Surapaneni Krishna Mohan, Panimalar Medical College Hospital and Research Institute
Purpose
With the rise of generative AI tools in medical education, questions around academic integrity are becoming more complex. Both educators and students are learning together, sometimes cautiously, sometimes creatively, how to use these tools ethically. This study explored how students and faculty co-navigate concerns, expectations, and learning practices related to integrity in the context of AI assisted education.
Methods
This qualitative study involved reflective dialogues with fifteen educators and twenty four medical students who had experience using generative AI tools in academic settings.
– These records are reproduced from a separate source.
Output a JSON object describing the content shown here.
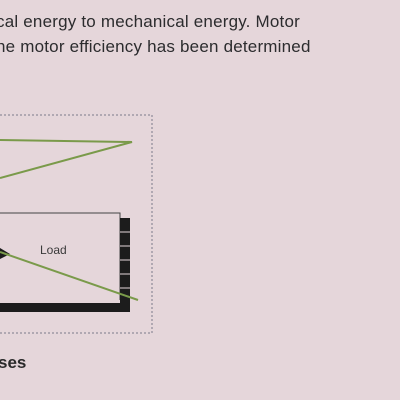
{
  "text": {
    "line1": "cal energy to mechanical energy.  Motor",
    "line2": "he motor efficiency has been determined"
  },
  "figure": {
    "load_label": "Load",
    "caption": "ses"
  },
  "colors": {
    "background": "#e5d6da",
    "green_line": "#7a9a4a",
    "frame": "#1c1c1c",
    "dashed_border": "#7a7a8a"
  }
}
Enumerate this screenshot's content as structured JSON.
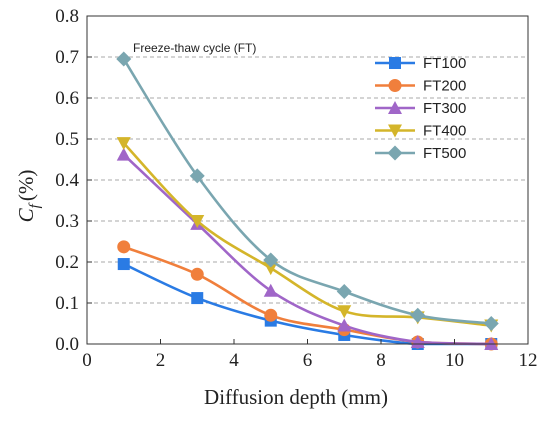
{
  "chart_data": {
    "type": "line",
    "annotation": "Freeze-thaw cycle (FT)",
    "xlabel": "Diffusion depth (mm)",
    "ylabel_main": "C",
    "ylabel_sub": "f",
    "ylabel_unit": "(%)",
    "xlim": [
      0,
      12
    ],
    "ylim": [
      0,
      0.8
    ],
    "xticks": [
      "0",
      "2",
      "4",
      "6",
      "8",
      "10",
      "12"
    ],
    "yticks": [
      "0.0",
      "0.1",
      "0.2",
      "0.3",
      "0.4",
      "0.5",
      "0.6",
      "0.7",
      "0.8"
    ],
    "grid": "horizontal dashed",
    "legend_position": "top-right",
    "x": [
      1,
      3,
      5,
      7,
      9,
      11
    ],
    "series": [
      {
        "name": "FT100",
        "color": "#2a7be4",
        "marker": "square",
        "values": [
          0.195,
          0.112,
          0.057,
          0.022,
          0.0,
          0.0
        ]
      },
      {
        "name": "FT200",
        "color": "#f07f3c",
        "marker": "circle",
        "values": [
          0.237,
          0.17,
          0.07,
          0.035,
          0.005,
          0.0
        ]
      },
      {
        "name": "FT300",
        "color": "#a066c8",
        "marker": "triangle-up",
        "values": [
          0.462,
          0.293,
          0.13,
          0.045,
          0.005,
          0.0
        ]
      },
      {
        "name": "FT400",
        "color": "#d4b52a",
        "marker": "triangle-down",
        "values": [
          0.49,
          0.3,
          0.185,
          0.08,
          0.065,
          0.045
        ]
      },
      {
        "name": "FT500",
        "color": "#7aa6b0",
        "marker": "diamond",
        "values": [
          0.695,
          0.41,
          0.205,
          0.128,
          0.07,
          0.05
        ]
      }
    ]
  }
}
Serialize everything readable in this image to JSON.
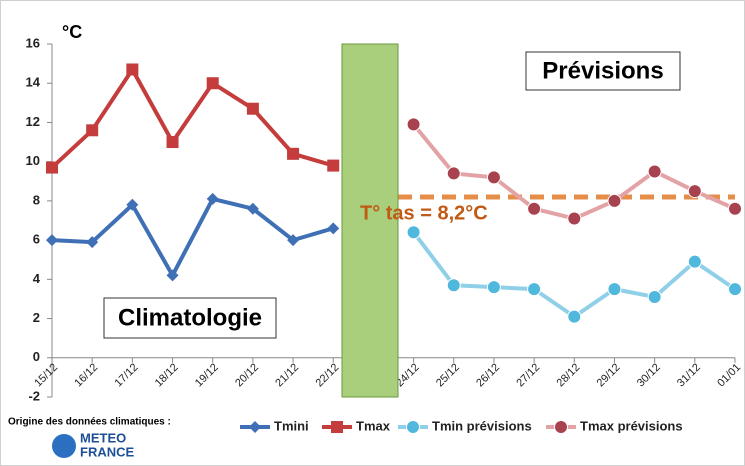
{
  "chart_data": {
    "type": "line",
    "y_unit": "°C",
    "categories": [
      "15/12",
      "16/12",
      "17/12",
      "18/12",
      "19/12",
      "20/12",
      "21/12",
      "22/12",
      null,
      "24/12",
      "25/12",
      "26/12",
      "27/12",
      "28/12",
      "29/12",
      "30/12",
      "31/12",
      "01/01"
    ],
    "series": [
      {
        "name": "Tmini",
        "color": "#3f6fb5",
        "marker_color": "#3f6fb5",
        "marker": "diamond",
        "values": [
          6.0,
          5.9,
          7.8,
          4.2,
          8.1,
          7.6,
          6.0,
          6.6,
          null,
          null,
          null,
          null,
          null,
          null,
          null,
          null,
          null,
          null
        ]
      },
      {
        "name": "Tmax",
        "color": "#c43c3c",
        "marker_color": "#c43c3c",
        "marker": "square",
        "values": [
          9.7,
          11.6,
          14.7,
          11.0,
          14.0,
          12.7,
          10.4,
          9.8,
          null,
          null,
          null,
          null,
          null,
          null,
          null,
          null,
          null,
          null
        ]
      },
      {
        "name": "Tmin prévisions",
        "color": "#8fd0e8",
        "marker_color": "#4fb8dc",
        "marker": "circle",
        "values": [
          null,
          null,
          null,
          null,
          null,
          null,
          null,
          null,
          null,
          6.4,
          3.7,
          3.6,
          3.5,
          2.1,
          3.5,
          3.1,
          4.9,
          3.5
        ]
      },
      {
        "name": "Tmax prévisions",
        "color": "#e3a3a6",
        "marker_color": "#a8424f",
        "marker": "circle",
        "values": [
          null,
          null,
          null,
          null,
          null,
          null,
          null,
          null,
          null,
          11.9,
          9.4,
          9.2,
          7.6,
          7.1,
          8.0,
          9.5,
          8.5,
          7.6
        ]
      }
    ],
    "ylim": [
      -2,
      16
    ],
    "yticks": [
      -2,
      0,
      2,
      4,
      6,
      8,
      10,
      12,
      14,
      16
    ],
    "reference_line": {
      "value": 8.2,
      "label": "T° tas = 8,2°C",
      "color": "#e07b2a"
    },
    "annotations": [
      "Climatologie",
      "Prévisions"
    ],
    "source": "Origine des données climatiques :",
    "logo": [
      "METEO",
      "FRANCE"
    ]
  }
}
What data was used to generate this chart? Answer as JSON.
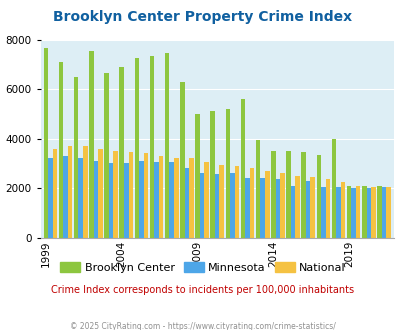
{
  "title": "Brooklyn Center Property Crime Index",
  "subtitle": "Crime Index corresponds to incidents per 100,000 inhabitants",
  "footer": "© 2025 CityRating.com - https://www.cityrating.com/crime-statistics/",
  "years": [
    1999,
    2000,
    2001,
    2002,
    2003,
    2004,
    2005,
    2006,
    2007,
    2008,
    2009,
    2010,
    2011,
    2012,
    2013,
    2014,
    2015,
    2016,
    2017,
    2018,
    2019,
    2020,
    2021
  ],
  "brooklyn_center": [
    7650,
    7100,
    6500,
    7550,
    6650,
    6900,
    7250,
    7350,
    7450,
    6300,
    5000,
    5100,
    5200,
    5600,
    3950,
    3500,
    3500,
    3450,
    3350,
    4000,
    2100,
    2100,
    2100
  ],
  "minnesota": [
    3200,
    3300,
    3200,
    3100,
    3000,
    3000,
    3100,
    3050,
    3050,
    2800,
    2600,
    2550,
    2600,
    2400,
    2400,
    2350,
    2100,
    2300,
    2050,
    2050,
    2000,
    2000,
    2050
  ],
  "national": [
    3600,
    3700,
    3700,
    3600,
    3500,
    3450,
    3400,
    3300,
    3200,
    3200,
    3050,
    2950,
    2900,
    2800,
    2700,
    2600,
    2500,
    2450,
    2350,
    2250,
    2100,
    2050,
    2050
  ],
  "colors": {
    "brooklyn_center": "#8dc63f",
    "minnesota": "#4da6e8",
    "national": "#f5c242",
    "plot_bg": "#ddeef5"
  },
  "ylim": [
    0,
    8000
  ],
  "yticks": [
    0,
    2000,
    4000,
    6000,
    8000
  ],
  "tick_years": [
    1999,
    2004,
    2009,
    2014,
    2019
  ],
  "title_color": "#1060a0",
  "subtitle_color": "#c00000",
  "footer_color": "#909090"
}
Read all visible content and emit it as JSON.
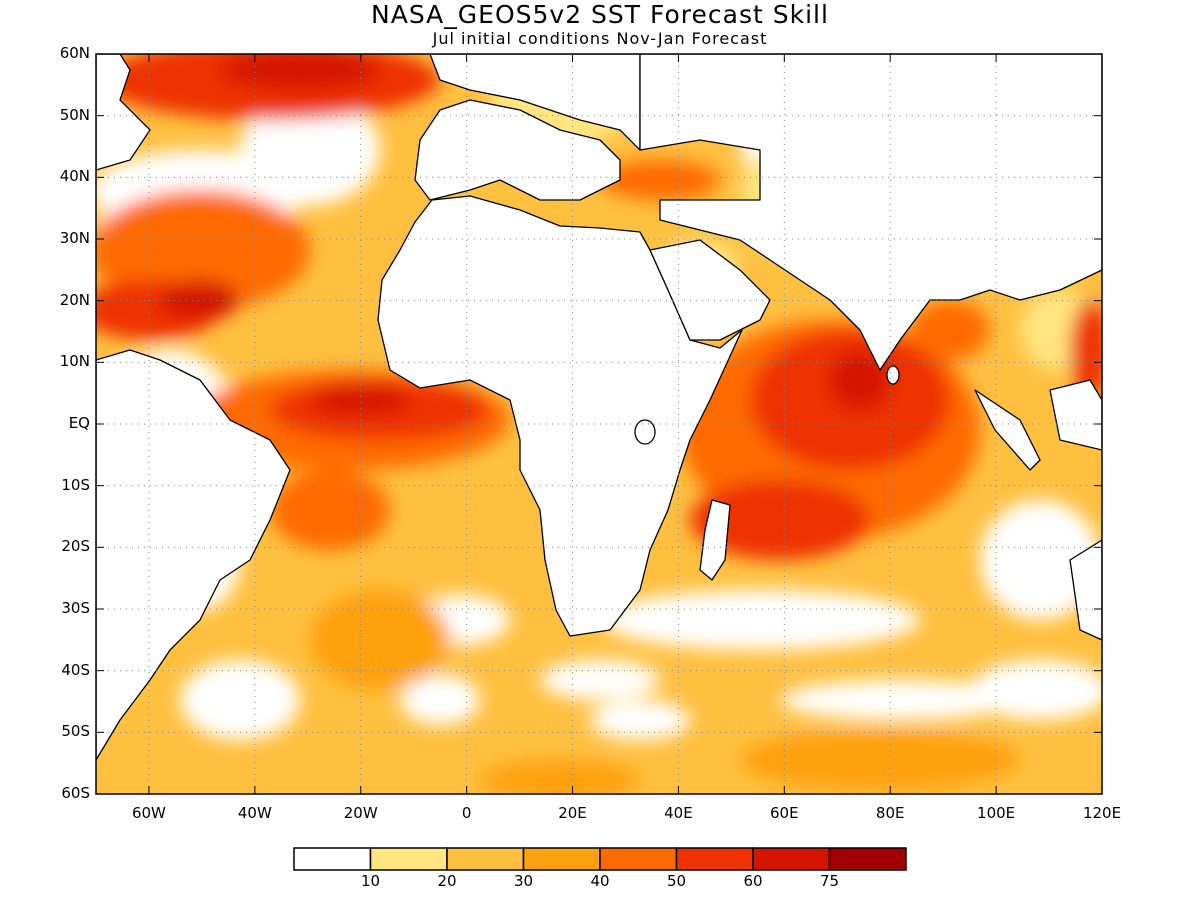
{
  "title": "NASA_GEOS5v2 SST Forecast Skill",
  "subtitle": "Jul initial conditions   Nov-Jan Forecast",
  "map": {
    "lon_range": [
      -70,
      120
    ],
    "lat_range": [
      -60,
      60
    ],
    "lat_ticks": [
      {
        "value": 60,
        "label": "60N"
      },
      {
        "value": 50,
        "label": "50N"
      },
      {
        "value": 40,
        "label": "40N"
      },
      {
        "value": 30,
        "label": "30N"
      },
      {
        "value": 20,
        "label": "20N"
      },
      {
        "value": 10,
        "label": "10N"
      },
      {
        "value": 0,
        "label": "EQ"
      },
      {
        "value": -10,
        "label": "10S"
      },
      {
        "value": -20,
        "label": "20S"
      },
      {
        "value": -30,
        "label": "30S"
      },
      {
        "value": -40,
        "label": "40S"
      },
      {
        "value": -50,
        "label": "50S"
      },
      {
        "value": -60,
        "label": "60S"
      }
    ],
    "lon_ticks": [
      {
        "value": -60,
        "label": "60W"
      },
      {
        "value": -40,
        "label": "40W"
      },
      {
        "value": -20,
        "label": "20W"
      },
      {
        "value": 0,
        "label": "0"
      },
      {
        "value": 20,
        "label": "20E"
      },
      {
        "value": 40,
        "label": "40E"
      },
      {
        "value": 60,
        "label": "60E"
      },
      {
        "value": 80,
        "label": "80E"
      },
      {
        "value": 100,
        "label": "100E"
      },
      {
        "value": 120,
        "label": "120E"
      }
    ],
    "colorbar": {
      "colors": [
        "#ffffff",
        "#ffe680",
        "#ffc040",
        "#ffa010",
        "#ff6a00",
        "#ee3300",
        "#d41400",
        "#a00000"
      ],
      "labels": [
        "10",
        "20",
        "30",
        "40",
        "50",
        "60",
        "75"
      ]
    },
    "land_color": "#ffffff",
    "coast_color": "#000000"
  }
}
Participants took part in paired and group conversations where they reflected on real situations involving assignments, feedback, and classroom discussions. These shared stories were analyzed thematically, focusing on how integrity was discussed, misunderstood, negotiated, or redefined during the learning process.
Results
The conversations revealed that academic integrity is no longer a fixed concept, but something evolving with context and conversation. First theme, walking the line together, described how students and educators often figured out boundaries in real time, balancing curiosity with caution. Second theme, more than rules, reflected how meaningful discussions about intent, responsibility, and learning goals helped shift the focus from punishment to growth. Many participants valued transparency and open dialogue, especially when policies were unclear or changing. Still, some felt uncertain or hesitant to ask questions, worried about being misunderstood.
Conclusion
As generative AI becomes part of the learning space, integrity must be shaped not just by rules, but by relationships. When students and educators engage in open, respectful conversations about AI use, they build a shared understanding of what ethical learning looks like. Supporting this co-navigation requires clarity, empathy, and space for reflective dialogue.